IT sounds like a mating dance for hipsters: virtue signalling.

My gran used to have a cross stitch with the words, “Do not choose for anyone what you do not choose for yourself.” She also had a wooden spoon that read, “You’re never too old to spoon,” though, despite repeated insistence, no one would ever explain what this meant.

This was virtue signalling in the days before the internet: a fine, upstanding wall hanging and the wink of a light sense of humour.

Now, instead of lining the walls of our homes with hints to our characters, we line our virtual walls with signs of our virtue.

Mandatory emoting, the new status symbol, involves, for example, changing your Facebook profile picture to the rainbow flag during Gay Pride. Currently, if you’re in the right, that is to say, on the left, you’ll have I Welcome Refugees across the bottom of your photograph.

A hangover of the referendum campaign is small 45 symbols in the corner of peoples’ avatars, semaphore for the fact independence supporters are in the virtuous minority of those who wished for a better future for Scotland.

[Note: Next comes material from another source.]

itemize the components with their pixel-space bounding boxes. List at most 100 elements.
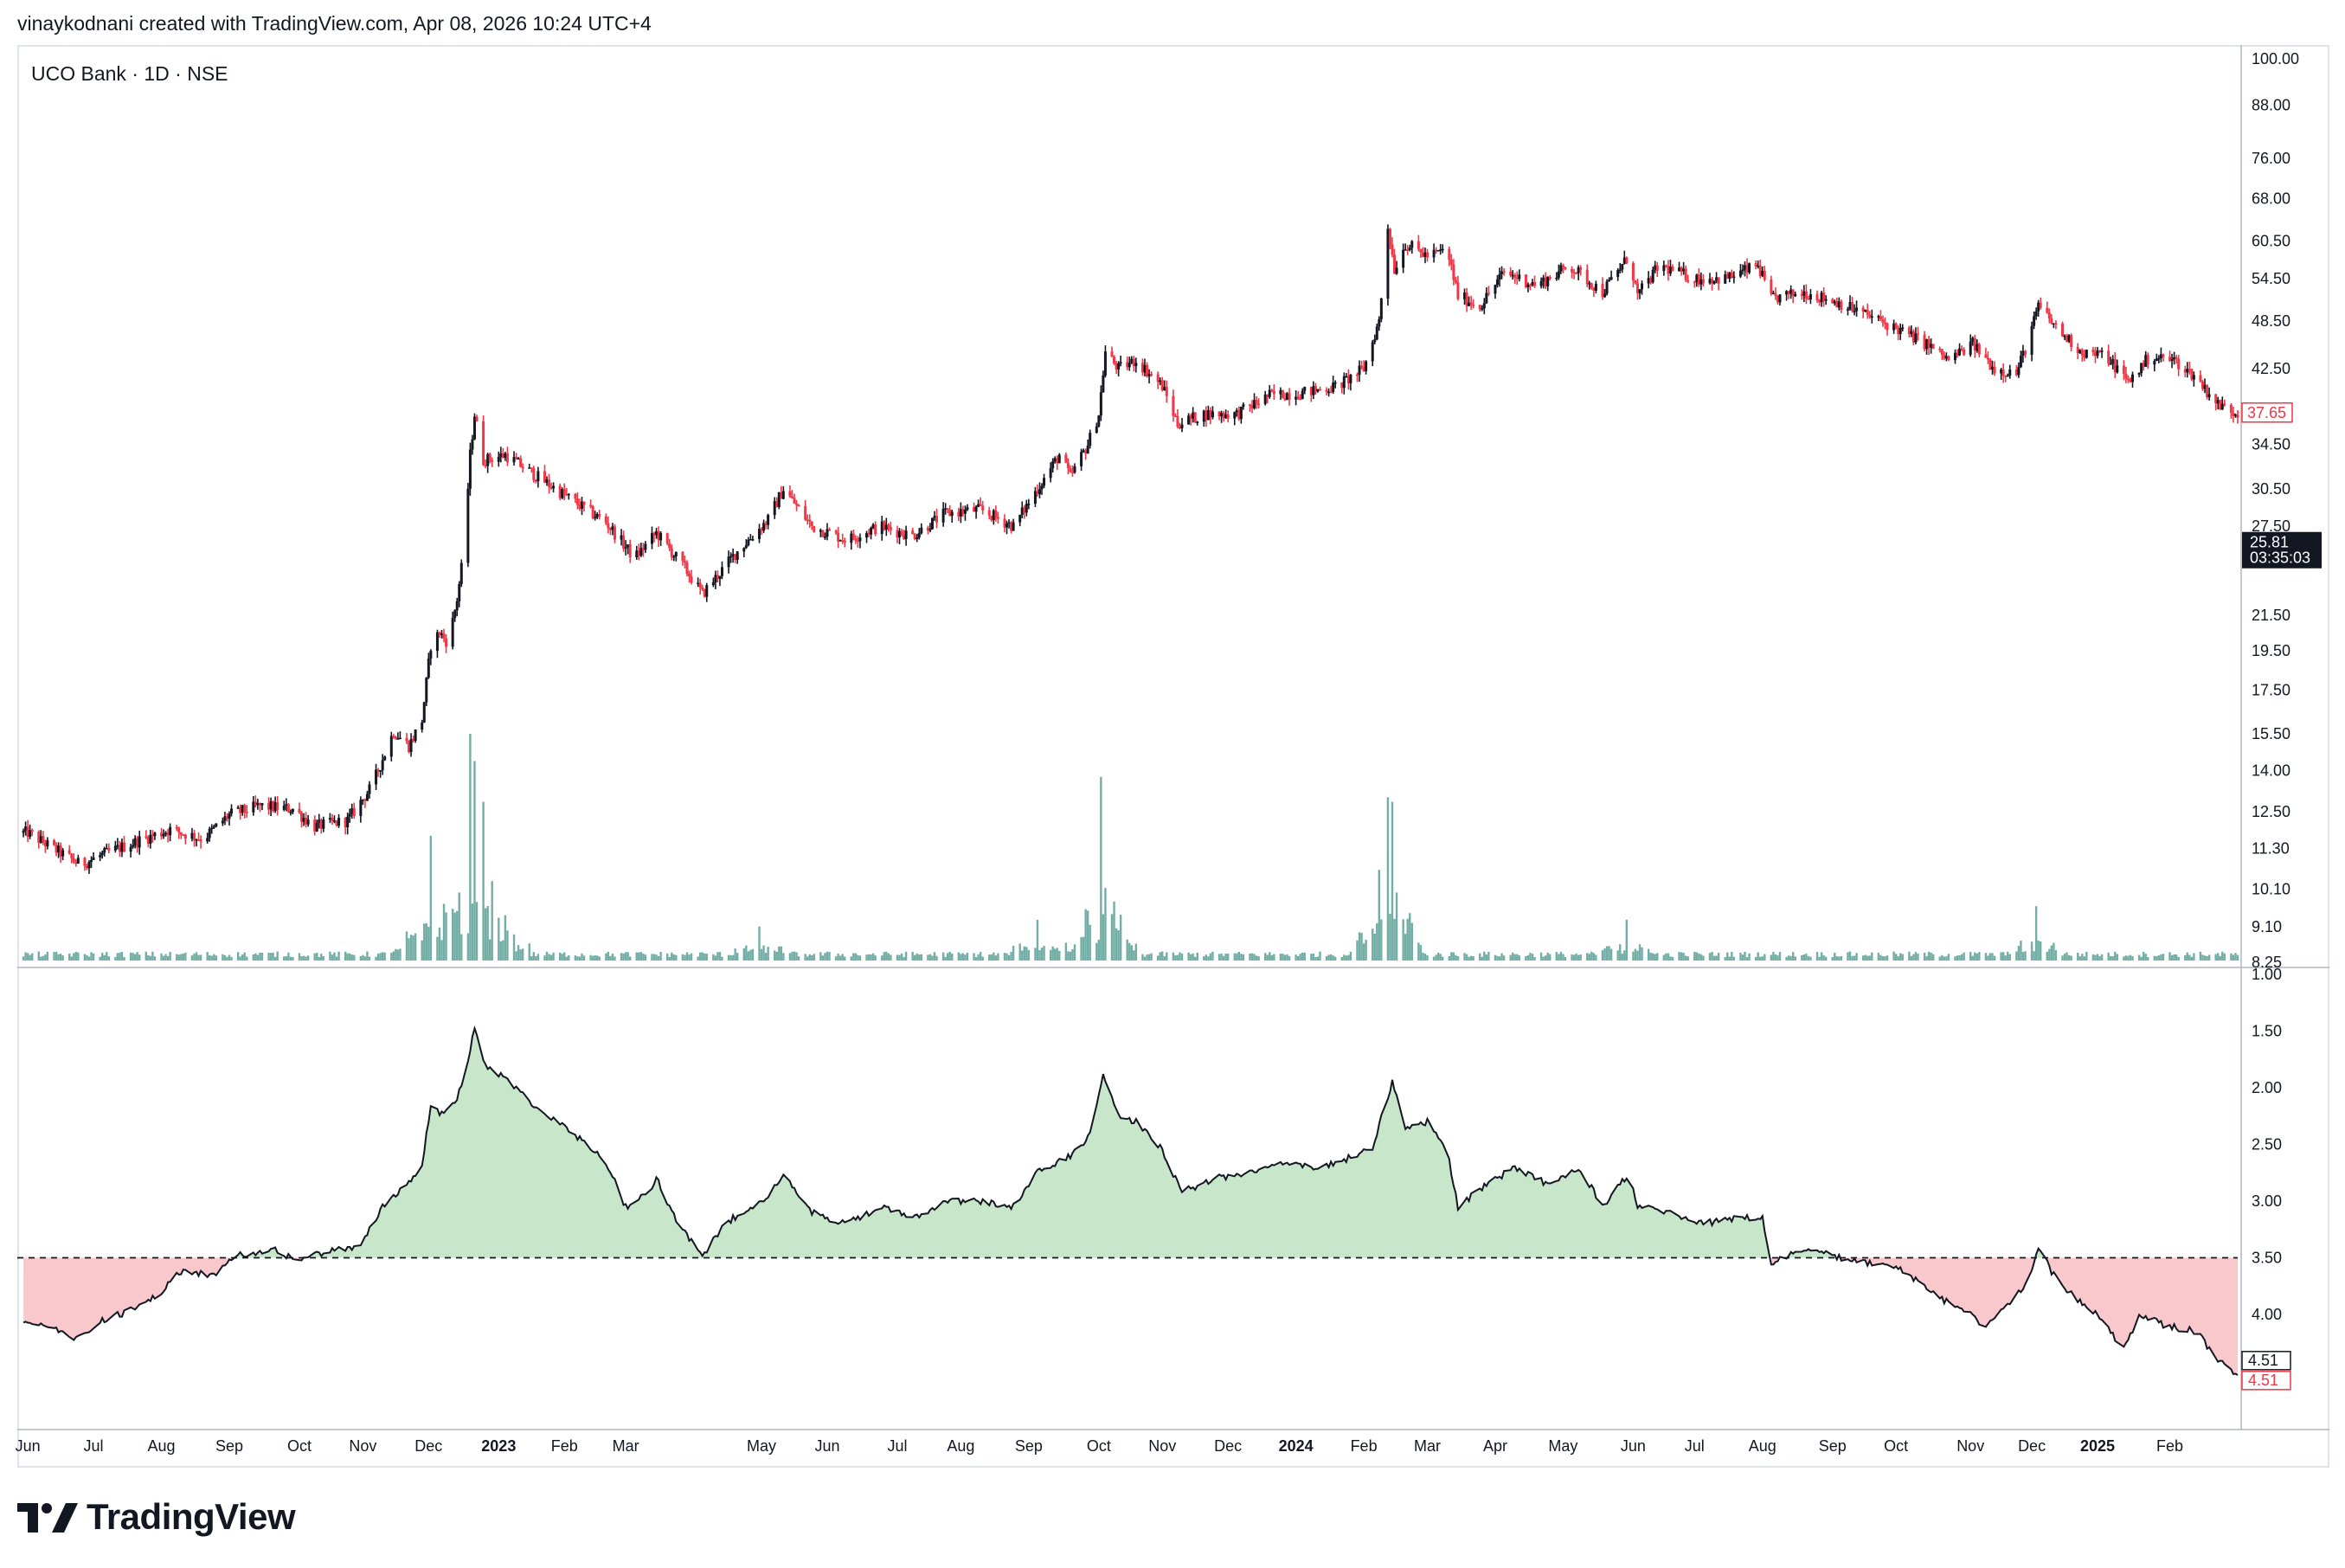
price-tick-label: 19.50 (2252, 642, 2290, 659)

There’s a type of competitive linguistics that goes alongside this: posts will be sure to say refugees instead of migrants. They’ll express a belief in the NHS. They will slap down any sniff of conservative sentiment.

Facebook, it was just announced, is to introduce a new “dislike” button to match the “like” button for statuses.

It’s going to be a “quick way to emote”. “Not every moment,” Mark Zuckerberg, the company’s founder, says, “is a good moment.” It’s a virtue signaller’s heaven. You don’t need to fuss about with pasting twibbons on your profile picture, you don’t have to agonise over the correct semantics of the politically correct, liberal status updates. You just click. Click to dislike David Cameron’s visit to your local shopping centre. Click to dislike Kezia Dugdale’s latest policy announcement.

The charge of virtue-signalling is a lazy tool of those on the right to condemn the left as woolly-thinking and naïve when they have run out of comebacks when under attack for their desire to cut benefits or shrink the welfare state or send their children to private school.

But I wonder if there isn’t something in it. How many of those who sent their profile pictures rainbow coloured marched in the Pride march? How many who Welcome Refugees would welcome a refugee into their spare room? How can you have open debate when people feel the need to join opinion gangs?

Bite-sized is becoming button-sized. Button-sized emotions and button-sized reactions. It’s so easy to publicise what you stand for without standing up.

Britain is now opening its doors to more Syrian refugees because people marched, not because they clicked. Because they wrote letters of support, not because they changed their profile picture.

At the same time, there’s much to be said for online campaigns: the Ice Bucket Challenge, which raised millions of pounds and dollars for a variety of charities, is a great example of that.

It’s not all sofa-based slacktivism, however. Social media also makes it easy to publicise ones good works: zip-sliding the Clyde? You’ll get a shower of likes for that. Abseiling the Forth Rail Bridge? Let everyone know. Social media allows ease of fundraising, publicity and the warm glow of appreciation from those around you for the people who want to take their right-thinking and make it right-doing.

At least a desire to be seen to be in the virtuous social media circle helps make Facebook and Twitter nicer places to be. With the amount of digital harassment and trolling happening online, competitive virtue is a salve.

It's how to spill online goodwill into offline action, is the challenge. Maybe Zuckerberg can develop a button for that.